Serials Fox's youth-oriented opuses Melrose Place (March 13, 8-9 p.m.) and Beverly Hills, 90210 (March 15, 8-9 p.m.) have always seemed like soap operas crossed with MTV, and never more so than right now. Consider: MTV Sports dude Dan Cortese starts a guest gig on Melrose as Jess, the long-lost brother of Jake (Grant Show). The siblings reunite at their mom's funeral. (This is Cortese's third series stab in as many seasons-remember the Route 66 remake and Traps with George C. Scott?) On 90210, David (Brian Austin Green) and Clare (Kathleen Robertson) enlist their pals for a video-verite project similar to MTV's Real World. Hey, if Luke Perry leaves the show next season, maybe they can replace him with Puck.

New Shows The time-slot roulette wheel keeps on spinning, and Hope & Gloria (NBC, March 9, 8:30-9 p.m.) comes up a winner. The sitcom, costarring Bob's Cynthia Stevenson and The Second Half's Jessica Lundy as Pittsburgh pals, joins NBC's unbeatable Thursday lineup. On the other hand, the legal series The Great Defender (Fox, March 12, 7-8 p.m.) craps out, landing one of TV's least- desirable berths, opposite 60 Minutes. Starring justifiably unknown Michael Rispoli, this My Cousin Vinny wannabe will be lucky to survive for 60 minutes.
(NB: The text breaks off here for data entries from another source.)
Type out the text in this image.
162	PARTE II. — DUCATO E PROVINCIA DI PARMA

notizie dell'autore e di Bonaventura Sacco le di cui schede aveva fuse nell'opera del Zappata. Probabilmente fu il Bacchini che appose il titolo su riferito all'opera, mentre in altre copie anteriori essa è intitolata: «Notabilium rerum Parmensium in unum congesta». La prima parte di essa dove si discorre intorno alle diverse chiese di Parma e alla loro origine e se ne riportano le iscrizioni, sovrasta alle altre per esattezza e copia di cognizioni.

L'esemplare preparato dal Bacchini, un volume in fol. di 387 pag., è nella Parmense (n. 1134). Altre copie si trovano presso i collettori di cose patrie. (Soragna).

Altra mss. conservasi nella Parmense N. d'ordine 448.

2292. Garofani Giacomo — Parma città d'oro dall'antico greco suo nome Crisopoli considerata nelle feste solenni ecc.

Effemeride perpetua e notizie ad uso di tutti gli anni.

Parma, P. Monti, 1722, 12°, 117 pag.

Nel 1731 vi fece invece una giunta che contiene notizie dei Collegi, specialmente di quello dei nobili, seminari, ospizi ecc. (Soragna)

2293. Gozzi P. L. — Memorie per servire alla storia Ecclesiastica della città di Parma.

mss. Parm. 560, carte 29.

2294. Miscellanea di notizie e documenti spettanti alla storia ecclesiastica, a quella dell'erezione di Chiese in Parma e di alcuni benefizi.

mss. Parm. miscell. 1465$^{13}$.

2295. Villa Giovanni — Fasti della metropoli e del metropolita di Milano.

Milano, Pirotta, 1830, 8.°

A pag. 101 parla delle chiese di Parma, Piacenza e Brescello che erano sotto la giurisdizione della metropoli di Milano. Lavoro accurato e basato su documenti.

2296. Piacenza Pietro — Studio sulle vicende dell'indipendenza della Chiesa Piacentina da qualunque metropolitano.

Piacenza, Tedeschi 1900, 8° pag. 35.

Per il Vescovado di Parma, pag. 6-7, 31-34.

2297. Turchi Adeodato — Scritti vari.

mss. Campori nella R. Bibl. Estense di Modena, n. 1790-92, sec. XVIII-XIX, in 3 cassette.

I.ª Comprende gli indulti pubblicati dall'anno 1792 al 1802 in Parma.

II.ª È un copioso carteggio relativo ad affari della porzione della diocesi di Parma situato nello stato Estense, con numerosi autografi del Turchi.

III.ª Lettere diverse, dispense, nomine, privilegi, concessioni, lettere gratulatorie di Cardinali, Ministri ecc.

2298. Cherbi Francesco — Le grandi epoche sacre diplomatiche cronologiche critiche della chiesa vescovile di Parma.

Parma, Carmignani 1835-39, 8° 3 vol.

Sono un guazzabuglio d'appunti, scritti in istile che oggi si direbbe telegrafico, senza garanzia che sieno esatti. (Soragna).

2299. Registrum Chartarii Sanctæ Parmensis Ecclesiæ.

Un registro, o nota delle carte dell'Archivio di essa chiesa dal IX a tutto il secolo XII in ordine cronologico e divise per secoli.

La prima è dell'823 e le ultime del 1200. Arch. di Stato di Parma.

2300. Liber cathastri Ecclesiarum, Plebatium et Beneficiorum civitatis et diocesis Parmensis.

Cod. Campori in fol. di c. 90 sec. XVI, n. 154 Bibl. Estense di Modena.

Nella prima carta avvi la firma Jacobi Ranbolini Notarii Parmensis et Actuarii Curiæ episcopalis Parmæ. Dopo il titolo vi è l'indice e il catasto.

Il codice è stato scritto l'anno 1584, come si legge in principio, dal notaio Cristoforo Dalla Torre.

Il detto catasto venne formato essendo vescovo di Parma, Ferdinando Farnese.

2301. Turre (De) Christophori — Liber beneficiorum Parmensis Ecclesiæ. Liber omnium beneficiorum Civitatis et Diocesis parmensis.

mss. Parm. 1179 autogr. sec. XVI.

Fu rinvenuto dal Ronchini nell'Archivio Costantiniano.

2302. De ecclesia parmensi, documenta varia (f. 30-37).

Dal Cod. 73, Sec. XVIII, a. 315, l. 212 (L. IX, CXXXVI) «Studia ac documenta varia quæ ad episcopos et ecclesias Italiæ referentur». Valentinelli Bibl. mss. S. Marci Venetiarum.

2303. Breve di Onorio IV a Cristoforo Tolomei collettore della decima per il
Proving that powerful TV nights don't last forever, Valerie Harper tries to shore up CBS' sagging Saturday slate-where she once ruled as Rhoda on The Mary Tyler Moore Show-with the secretarial sitcom The Office (CBS, March 11, 9-9:30 p.m.). Harper has a tough job-The Boys Are Back, featuring another veteran of CBS' Saturday-night glory years, Suzanne Pleshette (The Bob Newhart Show), bombed in the same slot.